The Battle Of Evermore by Led Zeppelin is a song of perfect, spooky Britishness: the sound of Vikings howling in the night as folk banshees whisper sweet nothings in their hairy ears. No matter how many times I hear it, it transports me to some happy, bleak, primitive place. It’s utterly 1971 in all the best ways, but simultaneously feels infinitely, spellbindingly older. However, I realised something a bit strange about it recently. Something even more haunting than Robert Plant’s Scottish folklore-inspired lyrics or Sandy Denny’s backing vocals. That is this: in the last two years, I have almost certainly spent less than half as much time listening to it as I have to the plinky-plonky muzak that plays when you construct your avatar on the Ninetendo Wii.
I would be less surprised, had I switched my Wii on more than twice since I got it. Most of the time I just consume its games passively at friends’ houses. More alarming still is the realisation that in that same period I have only spent a fraction of the time listening to the Wii music that I have to the anonymous chill-out beats on my Sky Plus planner. I’ve learned to kind of appreciate the planner music and sometimes find myself mindlessly pulling a move or two to it as I try to decide whether to watch Big Brother or a repeat of Grand Designs, but that does not mean I can justify the fact that, in that same two year period, I have given it approximately four hundred times as much attention as Atomic Rooster’s prog-funk classic The Devil’s Answer.
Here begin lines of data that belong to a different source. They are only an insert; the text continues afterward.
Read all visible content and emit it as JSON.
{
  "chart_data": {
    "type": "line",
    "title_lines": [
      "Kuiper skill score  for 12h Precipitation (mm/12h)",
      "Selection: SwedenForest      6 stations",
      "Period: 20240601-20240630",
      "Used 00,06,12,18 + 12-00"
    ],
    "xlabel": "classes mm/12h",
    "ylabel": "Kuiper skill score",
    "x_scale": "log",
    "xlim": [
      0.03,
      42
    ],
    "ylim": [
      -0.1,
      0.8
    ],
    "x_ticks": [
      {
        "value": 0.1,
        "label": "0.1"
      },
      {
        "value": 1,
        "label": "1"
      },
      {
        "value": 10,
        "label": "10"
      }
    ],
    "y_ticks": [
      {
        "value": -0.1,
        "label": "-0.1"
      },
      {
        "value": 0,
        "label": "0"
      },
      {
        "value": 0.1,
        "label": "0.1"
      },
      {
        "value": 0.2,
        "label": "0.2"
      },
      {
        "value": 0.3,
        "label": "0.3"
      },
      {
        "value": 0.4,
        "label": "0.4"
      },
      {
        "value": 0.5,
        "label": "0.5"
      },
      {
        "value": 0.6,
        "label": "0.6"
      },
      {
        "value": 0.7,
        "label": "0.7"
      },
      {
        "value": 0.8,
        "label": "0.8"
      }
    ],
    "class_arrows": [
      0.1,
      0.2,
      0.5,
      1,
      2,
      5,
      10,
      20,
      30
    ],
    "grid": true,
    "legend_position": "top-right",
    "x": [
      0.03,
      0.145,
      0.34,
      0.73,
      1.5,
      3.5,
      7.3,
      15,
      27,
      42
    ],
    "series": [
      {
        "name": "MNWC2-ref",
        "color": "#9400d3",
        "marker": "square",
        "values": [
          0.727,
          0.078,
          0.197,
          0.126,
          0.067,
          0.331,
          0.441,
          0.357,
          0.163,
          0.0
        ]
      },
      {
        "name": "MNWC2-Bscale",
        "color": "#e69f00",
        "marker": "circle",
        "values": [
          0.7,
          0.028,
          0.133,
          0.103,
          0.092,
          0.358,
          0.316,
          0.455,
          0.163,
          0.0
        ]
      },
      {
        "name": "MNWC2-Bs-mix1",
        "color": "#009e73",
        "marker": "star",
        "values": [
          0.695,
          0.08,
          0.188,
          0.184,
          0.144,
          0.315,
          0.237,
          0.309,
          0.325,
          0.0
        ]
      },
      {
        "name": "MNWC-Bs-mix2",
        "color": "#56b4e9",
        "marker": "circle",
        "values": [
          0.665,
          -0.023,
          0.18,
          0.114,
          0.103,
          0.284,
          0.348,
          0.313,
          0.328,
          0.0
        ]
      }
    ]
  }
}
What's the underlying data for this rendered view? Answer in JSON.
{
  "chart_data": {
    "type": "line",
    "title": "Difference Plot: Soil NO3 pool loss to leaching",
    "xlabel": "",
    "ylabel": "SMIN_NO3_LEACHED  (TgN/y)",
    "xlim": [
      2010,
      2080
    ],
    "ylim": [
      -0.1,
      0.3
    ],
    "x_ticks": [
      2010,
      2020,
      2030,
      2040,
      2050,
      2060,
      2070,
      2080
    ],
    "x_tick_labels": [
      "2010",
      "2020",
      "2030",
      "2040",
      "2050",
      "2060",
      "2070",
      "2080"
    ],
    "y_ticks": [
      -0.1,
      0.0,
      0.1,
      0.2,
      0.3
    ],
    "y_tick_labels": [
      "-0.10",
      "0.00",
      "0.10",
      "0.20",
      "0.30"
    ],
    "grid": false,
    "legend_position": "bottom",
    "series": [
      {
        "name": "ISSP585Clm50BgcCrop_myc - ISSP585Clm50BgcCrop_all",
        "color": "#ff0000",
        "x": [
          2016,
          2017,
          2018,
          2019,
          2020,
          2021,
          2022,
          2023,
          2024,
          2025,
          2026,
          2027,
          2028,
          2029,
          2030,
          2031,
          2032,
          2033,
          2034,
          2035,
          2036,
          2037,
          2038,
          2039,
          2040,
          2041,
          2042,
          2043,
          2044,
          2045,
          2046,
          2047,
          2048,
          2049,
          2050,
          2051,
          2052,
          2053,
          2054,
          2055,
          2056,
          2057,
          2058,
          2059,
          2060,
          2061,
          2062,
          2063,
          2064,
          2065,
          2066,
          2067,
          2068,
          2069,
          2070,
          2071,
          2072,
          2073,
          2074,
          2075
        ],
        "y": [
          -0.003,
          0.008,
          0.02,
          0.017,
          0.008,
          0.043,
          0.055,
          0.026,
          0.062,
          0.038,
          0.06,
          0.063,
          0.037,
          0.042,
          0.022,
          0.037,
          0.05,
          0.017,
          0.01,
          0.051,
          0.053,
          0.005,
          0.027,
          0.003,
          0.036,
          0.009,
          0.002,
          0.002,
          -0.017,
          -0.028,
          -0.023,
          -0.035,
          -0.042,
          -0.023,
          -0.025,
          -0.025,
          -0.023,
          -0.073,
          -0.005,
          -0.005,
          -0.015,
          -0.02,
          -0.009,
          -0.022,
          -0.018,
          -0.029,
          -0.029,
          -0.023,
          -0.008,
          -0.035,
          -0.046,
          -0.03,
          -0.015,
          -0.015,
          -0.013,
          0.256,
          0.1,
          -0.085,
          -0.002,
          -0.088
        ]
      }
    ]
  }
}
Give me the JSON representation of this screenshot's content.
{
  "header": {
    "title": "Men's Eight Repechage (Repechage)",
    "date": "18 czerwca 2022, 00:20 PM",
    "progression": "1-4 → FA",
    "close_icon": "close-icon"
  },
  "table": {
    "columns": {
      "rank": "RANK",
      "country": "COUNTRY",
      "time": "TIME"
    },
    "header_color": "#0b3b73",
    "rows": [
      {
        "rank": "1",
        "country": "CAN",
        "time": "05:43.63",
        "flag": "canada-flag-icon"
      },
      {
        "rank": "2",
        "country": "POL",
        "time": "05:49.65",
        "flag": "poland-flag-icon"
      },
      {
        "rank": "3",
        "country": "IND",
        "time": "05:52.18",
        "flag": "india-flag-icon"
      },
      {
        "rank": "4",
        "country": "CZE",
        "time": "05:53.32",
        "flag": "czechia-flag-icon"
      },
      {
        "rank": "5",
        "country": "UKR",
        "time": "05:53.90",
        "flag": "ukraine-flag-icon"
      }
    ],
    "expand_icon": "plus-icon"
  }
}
In my grand plans for my musical existence, it was never meant to be this way. I spent years going to outrageous lengths to hunt and gather music, then as many years pruning that music down to the choicest selections. After such an effort, it’s somewhat dispiriting to find out that the soundtrack of your life has not become, as you’d always hoped, Exile On Main Street, but the Autoglass Repair jingle on Classic FM.
I’m told that I live in an age of infinite, luxurious musical choice, but I find that I choose less and less of the vast amount of music I consume. I could say that is because I no longer have the time to control the noises that surround me in the way that I used to, but that’s not the whole story. Even the lie of the iPod – nobody tells you just how much time you’ll spent uploading, downloading and charging the battery – doesn’t explain it. I wonder if the main part of the problem is simply music’s ever-increasing, draining prevalence.
I actually don’t mean to single out muzak itself here. The good thing about an old-fashioned easy listening version of a popular hit was that, soulless as it might have been, it wasn’t intrusive enough to use up your listening energy for the day. The New Muzak is more bombastic: it’s Homes Under The Hammer playing Mother And Child Reunion as a mum and her daughter bid for a house; it’s The X-Factor not being to just be a musical talent show but also endlessly playing Flying Without Wings between auditions; it’s Ten Years Younger underlining the shabby appearance of its unlucky subject by playing the part of the Scissor Sisters’s Filthy Gorgeous that goes “You’re… disgusting!”. Even the golf coverage now has the Ting Tings all over it.
Okay, you say, you need to get away from the TV and watch some quality filmmaking. Fine. But look: What’s this? It’s Zach Braff and his directorial ilk cluttering their scenes hamfistedly with the plaintive overillustrative whines of effete indie singer-songwriters. All right, so why not try getting out of the house? No dice: ringtones everywhere.
Bookshops? They play gentle, innocuous music there, don’t they? No. They play that that god-awful Duffy album over and over again, exhausting you so much with its humanoid soul bleating that you don’t even have the energy to perform an exorcism with Dusty Springfield when you arrive home. I’ve tried many remedies for this, but the only one that seems to work, in my exhausted state, comes from neither my iPod nor my vinyl collection. What I’ve decided to do to simplify my problem is let someone I can trust, with more energy than me, dictate my musical preferences. Specifically: an American Internet Radio Station called 3WK Classic Rock, which plays a lot of my favourite prog and psychedelic rock, and has the bonus of being far less predictable than my iTunes library. I find it baffling that in our modern environment there are still some people who seem to believe that by boasting, “I listen to all kinds of music, me!” they are saying something unique about themselves. Me? What I’d really like to do is be able to announce, “I only listen to a relatively small chunk of the music that’s out there” with the possible addendum “… but I enjoy nearly all of it.” It’s a crazy, far-off dream, but I’m working on it.